None of this is to say that TB doesn’t present a doctrinally consistent reading of the Pali canon.  He does; and with a centuries-old commentarial tradition behind him, and his own formidable intellect, it would be a surprise if he didn’t.  But his reading is an interpretation, which, however ancient and venerable, is still only an interpretation, one which, as we have seen, must necessarily gloss over contradictory detail.  It is not the only possible or defensible interpretation, and it does not cover over the heteroglossia that the vast body of these texts present to the unbiased reader.  TB’s interpretation is a selective one designed to achieve his objective, the defense of the religious tradition to which he owes his allegiance.

More importantly, TB fails at his main goal, that of making the case for the indispensability of a faith in rebirth to Buddhist practice.  In fact, he misses the point entirely.  It is not as if Westerners, burned by the poverty of their own religious traditions, have been misled into an erroneous version of Buddhist teachings that panders to their materialist prejudices;  nor that, if they only understood what the Buddha really taught, they would amend their ways and begin to practice in the true (Theravadin) tradition.  Anyone who can read TB’s translations of the suttas can easily, and ad nauseam, read depictions of Buddha teaching about rebirth.  Rebirth, or, more popularly and more correctly, reincarnation, is firmly cemented in the public mind as being a core principle of Buddhism.
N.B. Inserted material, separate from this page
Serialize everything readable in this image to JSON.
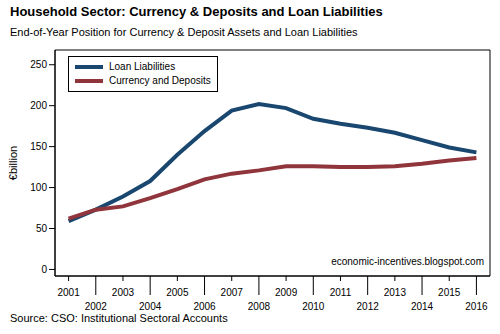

The reason why secular Buddhism exists, and the reason why TB is compelled to write this book, is that a growing number of individuals in the West and worldwide have come to see that, in order to benefit from the value of Gotama’s teachings, one need not accept every word in the Pali canon as gospel.  There is a pragmatic, phenomenalist Gotama in the suttas, and his teachings reveal a strategy for releasing craving and achieving liberation in this life.  We can listen to that voice, and accept as metaphorical poetry the voice that talks of Brahma and Mara, devas, yakkhas and nagas, past lives and future lives.  And we do so because a little practice, a few steps down this path, reveal the taste of freedom that Gotama said pervaded the dharma.   No cosmic “macro view” is necessary to allow us to see the arising and cessation of grasping; we can experience it, just as Gotama promised, as it actually occurs in our own experience. As we witness for ourselves the way mindfulness opens the pathway to freedom, every step down that path opens up new possibilities and encourages us to be steadfast and energetic in our practice.  And our experience encourages us to read the Pali suttas, and all the traditional Buddhist teachings, not as proof texts to conform our understanding to, but as the gifts of past practitioners whose cultural context may be irretrievable but whose wisdom still has the power to resonate with us today.
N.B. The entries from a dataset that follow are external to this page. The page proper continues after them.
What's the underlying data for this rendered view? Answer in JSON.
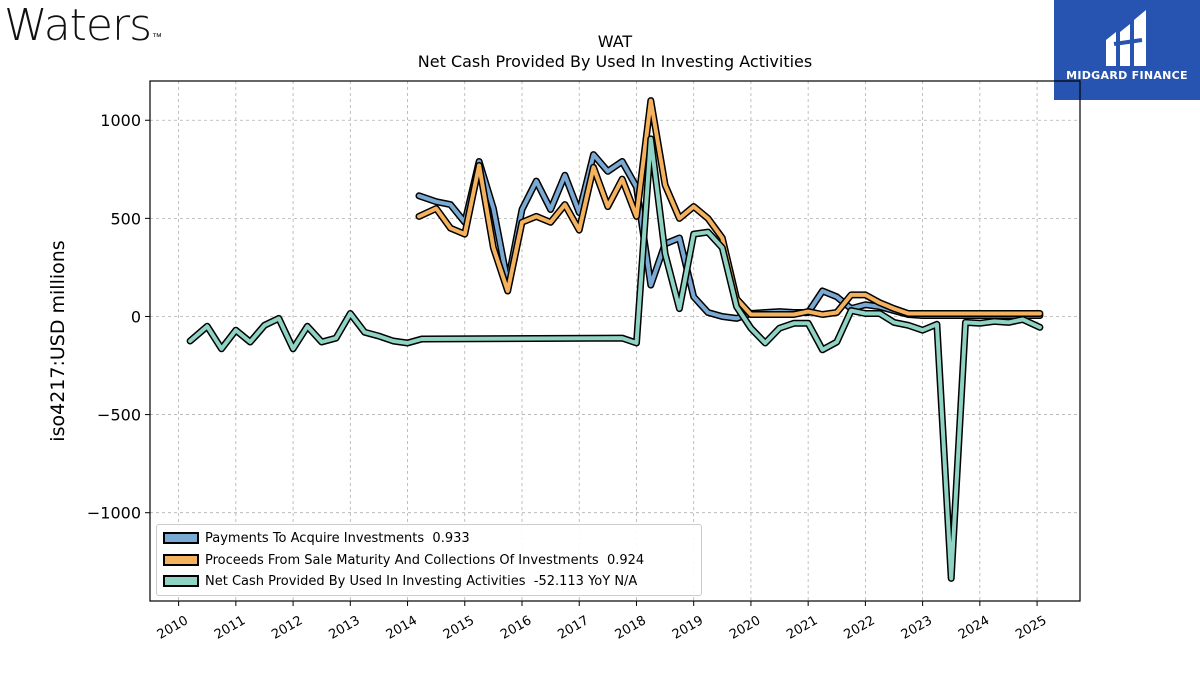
{
  "header": {
    "company_logo": "Waters",
    "company_logo_tm": "™",
    "brand_name": "MIDGARD FINANCE"
  },
  "chart_data": {
    "type": "line",
    "title": "WAT",
    "subtitle": "Net Cash Provided By Used In Investing Activities",
    "ylabel": "iso4217:USD  millions",
    "xlabel": "",
    "ylim": [
      -1450,
      1200
    ],
    "xlim": [
      2009.5,
      2025.75
    ],
    "yticks": [
      1000,
      500,
      0,
      -500,
      -1000
    ],
    "ytick_labels": [
      "1000",
      "500",
      "0",
      "−500",
      "−1000"
    ],
    "xticks": [
      2010,
      2011,
      2012,
      2013,
      2014,
      2015,
      2016,
      2017,
      2018,
      2019,
      2020,
      2021,
      2022,
      2023,
      2024,
      2025
    ],
    "grid": true,
    "legend_position": "lower-left",
    "series": [
      {
        "name": "Payments To Acquire Investments",
        "legend_value": "0.933",
        "color": "#7aaad4",
        "points": [
          [
            2014.2,
            615
          ],
          [
            2014.5,
            585
          ],
          [
            2014.75,
            570
          ],
          [
            2015.0,
            480
          ],
          [
            2015.25,
            790
          ],
          [
            2015.5,
            550
          ],
          [
            2015.75,
            170
          ],
          [
            2016.0,
            545
          ],
          [
            2016.25,
            690
          ],
          [
            2016.5,
            545
          ],
          [
            2016.75,
            720
          ],
          [
            2017.0,
            530
          ],
          [
            2017.25,
            825
          ],
          [
            2017.5,
            740
          ],
          [
            2017.75,
            790
          ],
          [
            2018.0,
            660
          ],
          [
            2018.25,
            160
          ],
          [
            2018.5,
            370
          ],
          [
            2018.75,
            400
          ],
          [
            2019.0,
            100
          ],
          [
            2019.25,
            20
          ],
          [
            2019.5,
            0
          ],
          [
            2019.75,
            -10
          ],
          [
            2020.0,
            15
          ],
          [
            2020.25,
            20
          ],
          [
            2020.5,
            25
          ],
          [
            2020.75,
            20
          ],
          [
            2021.0,
            20
          ],
          [
            2021.25,
            130
          ],
          [
            2021.5,
            100
          ],
          [
            2021.75,
            40
          ],
          [
            2022.0,
            60
          ],
          [
            2022.25,
            50
          ],
          [
            2022.5,
            30
          ],
          [
            2022.75,
            10
          ],
          [
            2023.0,
            5
          ],
          [
            2023.25,
            5
          ],
          [
            2023.5,
            5
          ],
          [
            2023.75,
            5
          ],
          [
            2024.0,
            5
          ],
          [
            2024.25,
            5
          ],
          [
            2024.5,
            5
          ],
          [
            2024.75,
            5
          ],
          [
            2025.05,
            5
          ]
        ]
      },
      {
        "name": "Proceeds From Sale Maturity And Collections Of Investments",
        "legend_value": "0.924",
        "color": "#f5b25e",
        "points": [
          [
            2014.2,
            510
          ],
          [
            2014.5,
            550
          ],
          [
            2014.75,
            450
          ],
          [
            2015.0,
            420
          ],
          [
            2015.25,
            770
          ],
          [
            2015.5,
            350
          ],
          [
            2015.75,
            130
          ],
          [
            2016.0,
            480
          ],
          [
            2016.25,
            510
          ],
          [
            2016.5,
            480
          ],
          [
            2016.75,
            570
          ],
          [
            2017.0,
            440
          ],
          [
            2017.25,
            760
          ],
          [
            2017.5,
            560
          ],
          [
            2017.75,
            700
          ],
          [
            2018.0,
            510
          ],
          [
            2018.25,
            1100
          ],
          [
            2018.5,
            670
          ],
          [
            2018.75,
            500
          ],
          [
            2019.0,
            560
          ],
          [
            2019.25,
            500
          ],
          [
            2019.5,
            400
          ],
          [
            2019.75,
            90
          ],
          [
            2020.0,
            10
          ],
          [
            2020.25,
            10
          ],
          [
            2020.5,
            10
          ],
          [
            2020.75,
            10
          ],
          [
            2021.0,
            25
          ],
          [
            2021.25,
            10
          ],
          [
            2021.5,
            20
          ],
          [
            2021.75,
            110
          ],
          [
            2022.0,
            110
          ],
          [
            2022.25,
            70
          ],
          [
            2022.5,
            40
          ],
          [
            2022.75,
            15
          ],
          [
            2023.0,
            15
          ],
          [
            2023.25,
            15
          ],
          [
            2023.5,
            15
          ],
          [
            2023.75,
            15
          ],
          [
            2024.0,
            15
          ],
          [
            2024.25,
            15
          ],
          [
            2024.5,
            15
          ],
          [
            2024.75,
            15
          ],
          [
            2025.05,
            15
          ]
        ]
      },
      {
        "name": "Net Cash Provided By Used In Investing Activities",
        "legend_value": "-52.113 YoY N/A",
        "color": "#8ed3c3",
        "points": [
          [
            2010.2,
            -125
          ],
          [
            2010.5,
            -50
          ],
          [
            2010.75,
            -165
          ],
          [
            2011.0,
            -70
          ],
          [
            2011.25,
            -130
          ],
          [
            2011.5,
            -45
          ],
          [
            2011.75,
            -10
          ],
          [
            2012.0,
            -165
          ],
          [
            2012.25,
            -50
          ],
          [
            2012.5,
            -130
          ],
          [
            2012.75,
            -110
          ],
          [
            2013.0,
            15
          ],
          [
            2013.25,
            -80
          ],
          [
            2013.5,
            -100
          ],
          [
            2013.75,
            -125
          ],
          [
            2014.0,
            -135
          ],
          [
            2014.25,
            -115
          ],
          [
            2017.75,
            -110
          ],
          [
            2018.0,
            -135
          ],
          [
            2018.25,
            905
          ],
          [
            2018.5,
            320
          ],
          [
            2018.75,
            40
          ],
          [
            2019.0,
            420
          ],
          [
            2019.25,
            430
          ],
          [
            2019.5,
            350
          ],
          [
            2019.75,
            50
          ],
          [
            2020.0,
            -60
          ],
          [
            2020.25,
            -135
          ],
          [
            2020.5,
            -60
          ],
          [
            2020.75,
            -35
          ],
          [
            2021.0,
            -35
          ],
          [
            2021.25,
            -170
          ],
          [
            2021.5,
            -130
          ],
          [
            2021.75,
            30
          ],
          [
            2022.0,
            15
          ],
          [
            2022.25,
            15
          ],
          [
            2022.5,
            -30
          ],
          [
            2022.75,
            -45
          ],
          [
            2023.0,
            -70
          ],
          [
            2023.25,
            -40
          ],
          [
            2023.5,
            -1335
          ],
          [
            2023.75,
            -30
          ],
          [
            2024.0,
            -35
          ],
          [
            2024.25,
            -25
          ],
          [
            2024.5,
            -30
          ],
          [
            2024.75,
            -15
          ],
          [
            2025.05,
            -55
          ]
        ]
      }
    ]
  }
}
Secular Buddhism exists because, while the metaphysics of ancient India cannot be embraced by an educated, intellectually honest person today, the practical teachings recorded in the Pali canon are eminently sensible, thoroughly consistent with our scientific understanding of the human animal, and have demonstrated their effectiveness in alleviating suffering and promoting human flourishing.    The secular dharma is succeeding in touching the lives of thousands of people today, and we owe Thanissaro Bhikkhu our respect and gratitude for his role in the evolution of the dharma and the transformation of those lives. One would hope that anyone who shares Gotama’s principal goal, the cessation of suffering, would see this movement as something to encourage.